Это была густая лесополоса, прикрывающая железную дорогу, большую, настоящую двухколейку. Дорога старая, давняя, и лесополоса посажена неведомо когда, и за многие десятилетия своей жизни она разрослась до размеров небольшого леса в ширину, а в длину ей, верно, вообще нет конца. Среди подлеска и колючего кустарника часто торчали высокие черные ели, с которых, видимо, и начиналась когда-то посадка и за которые она была названа ёлками.
Сзади лежало скошенное поле, можно было вернуться. Серый покосился на Бориса.
– Не трусь, – сказал он зло и прибавил: – Пошли…
Они вошли в посадку молча, осторожно отодвигая от лица колючие ветки кустарника и не замечая от страха дремучей жгущейся крапивы.
Кроны подлеска и лапы елей сомкнулись над головами, и сразу сделалось темно. Впереди, вдалеке что-то гудело и погромыхивало. Идти там, где росли ели, было легче, потому что они не пускали в близкие соседи никакие другие деревья, а тем более кусты.
Серый и Борис прибавили шагу и незаметно для себя, не глядя друг на друга, перешли на бег. Шум и гул впереди приближался и нарастал.
Сбоку от Бориса что-то вдруг треснуло и зашумело.
– А-а-а!! – закричал Борис в ужасе и кинулся вперед, обгоняя Серого.
– Ты чего? – успел спросить Серый, но ужас охватил и его, и он, взвыв, бросился вслед за Борисом.
Они летели, не видя друг друга, а только слыша по шуму листвы, по треску кустарников, они уже не выбирали дороги и не уклонялись от колючек, которые царапали лица и руки и рвали рубахи.
А гул впереди нарастал и заполнил собою мир, но гула они не боялись, а неслись ему навстречу, как к спасению.
Солнце, свет, тепло возникли мгновенно, как только они вырвались на узкую полоску высокой нескошенной травы между посадкой и линией, и тотчас же налетел, несясь по рельсам, поезд: он был не таким, какие ползали у них от шахты к шахте, он был стремительным, длинным, огромным, но легким, с алой остроконечной звездой на тендере.
– Э-э-э-э-эй! – закричали Серый и Борис, замахав руками и запрыгав от счастья и восторга.
Они успели даже увидеть машиниста, который выглядывал из окна, – усатого и носатого, в новой железнодорожной фуражке с опущенным, чтоб не слетела от ветра, ремешком, а когда пошли вагоны, они успевали увидеть в каждом из окон разных людей в их непонятной и счастливой жизни: они смотрели в окна, курили, пили чай, разговаривали, смеялись, спали на полках, разбросав во сне руки, а в последнем вагоне, в последнем окне, открыв его и высунувшись чуть не до пояса, торчал мордатый пацан и, сжимая рукой алый флажок, держал его, развевающийся, трепещущий, на ветру. Пацан, конечно, увидел Серого и Бориса, но сразу отвернулся, сделал вид, что не замечает, а смотрел только, задрав высоко голову, на свой бьющийся на ветру флажок.

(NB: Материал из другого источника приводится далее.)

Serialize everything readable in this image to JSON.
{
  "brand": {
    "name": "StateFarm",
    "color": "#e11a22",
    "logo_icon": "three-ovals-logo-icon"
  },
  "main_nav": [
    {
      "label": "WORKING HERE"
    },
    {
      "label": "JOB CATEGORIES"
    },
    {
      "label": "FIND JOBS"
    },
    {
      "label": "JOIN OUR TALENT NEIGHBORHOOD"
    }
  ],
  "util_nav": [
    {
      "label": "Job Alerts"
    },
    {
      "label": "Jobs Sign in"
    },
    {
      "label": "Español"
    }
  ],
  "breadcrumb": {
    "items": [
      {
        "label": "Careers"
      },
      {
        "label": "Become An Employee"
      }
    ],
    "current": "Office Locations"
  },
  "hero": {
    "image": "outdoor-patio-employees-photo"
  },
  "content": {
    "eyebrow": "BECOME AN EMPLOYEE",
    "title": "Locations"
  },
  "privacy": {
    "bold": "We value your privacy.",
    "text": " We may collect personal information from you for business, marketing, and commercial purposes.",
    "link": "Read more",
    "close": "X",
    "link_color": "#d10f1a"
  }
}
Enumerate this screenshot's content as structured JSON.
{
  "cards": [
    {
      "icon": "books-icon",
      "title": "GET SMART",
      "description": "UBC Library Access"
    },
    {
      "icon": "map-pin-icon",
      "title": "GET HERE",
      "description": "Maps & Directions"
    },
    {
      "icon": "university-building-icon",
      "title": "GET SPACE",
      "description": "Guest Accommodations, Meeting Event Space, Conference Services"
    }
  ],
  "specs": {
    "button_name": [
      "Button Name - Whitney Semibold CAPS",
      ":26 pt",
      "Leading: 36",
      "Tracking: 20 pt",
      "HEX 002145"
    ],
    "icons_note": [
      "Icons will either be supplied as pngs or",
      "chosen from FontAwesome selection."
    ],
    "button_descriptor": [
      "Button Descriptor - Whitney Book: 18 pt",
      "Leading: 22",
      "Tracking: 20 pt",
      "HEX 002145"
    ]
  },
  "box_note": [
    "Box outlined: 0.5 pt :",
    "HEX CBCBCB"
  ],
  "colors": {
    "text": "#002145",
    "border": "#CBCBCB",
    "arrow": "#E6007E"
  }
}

Поезд уходит, покачиваясь и затихая.
Мать Бориса сидит за столом и строчит на швейной машинке. Когда машинка замолкает, в комнату через открытую форточку врывается звук гармони. Борис сидит у окна и с тоской смотрит на улицу.
Днем женщины и дети убирали двор – подметали землю, белили корявые стволы тополей, и теперь, вечером, – двор чистый и даже нарядный. Через весь двор песком написано большими неуклюжими буквами: «ДЕНЬ ШАХТЕРА!!!». Самый главный праздник.
Под тополем составлено несколько столов, на которых выпивка и закуска. Все уже хорошо выпили и хорошо закусили, а сейчас вышли из-за стола и плясали с частушками.
Гармонист, длинный и смешной, положил голову на меха, будто спал, и, счастливо улыбаясь во сне, играл. Рядом с ним сидел, терпеливо улыбаясь, его сын, лет десяти, похожий на отца как две капли. Между пляшущими носились, балуясь, пацаны.
Борис смотрел в окно и сделал еще одну попытку.
– Мам, ну можно я пойду погуляю?
Мать промолчала, украдкой глянув в окно.
Какая-то смеющаяся женщина тянула в круг Федьку, а он неуклюже упирался.
– Ну мам?
– Сиди, – отрезала мать.
Дверь без стука распахнулась, вбежала красивая и веселая тетка Ира.
– Ань! – крикнула она весело, призывно махнула рукой и притопнула ногой, продолжая пляску. – Ну-ка, пошли!
– Нет, Ир, не хочется, что-то желудок у меня болит…
– Ладно-ладно, завирай, желудок у нее болит! Когда болел – не сидела так небось! Небось машинку у Нинки нарочно взяла, чтобы не слышно было, как гармонь играет! – и засмеялась.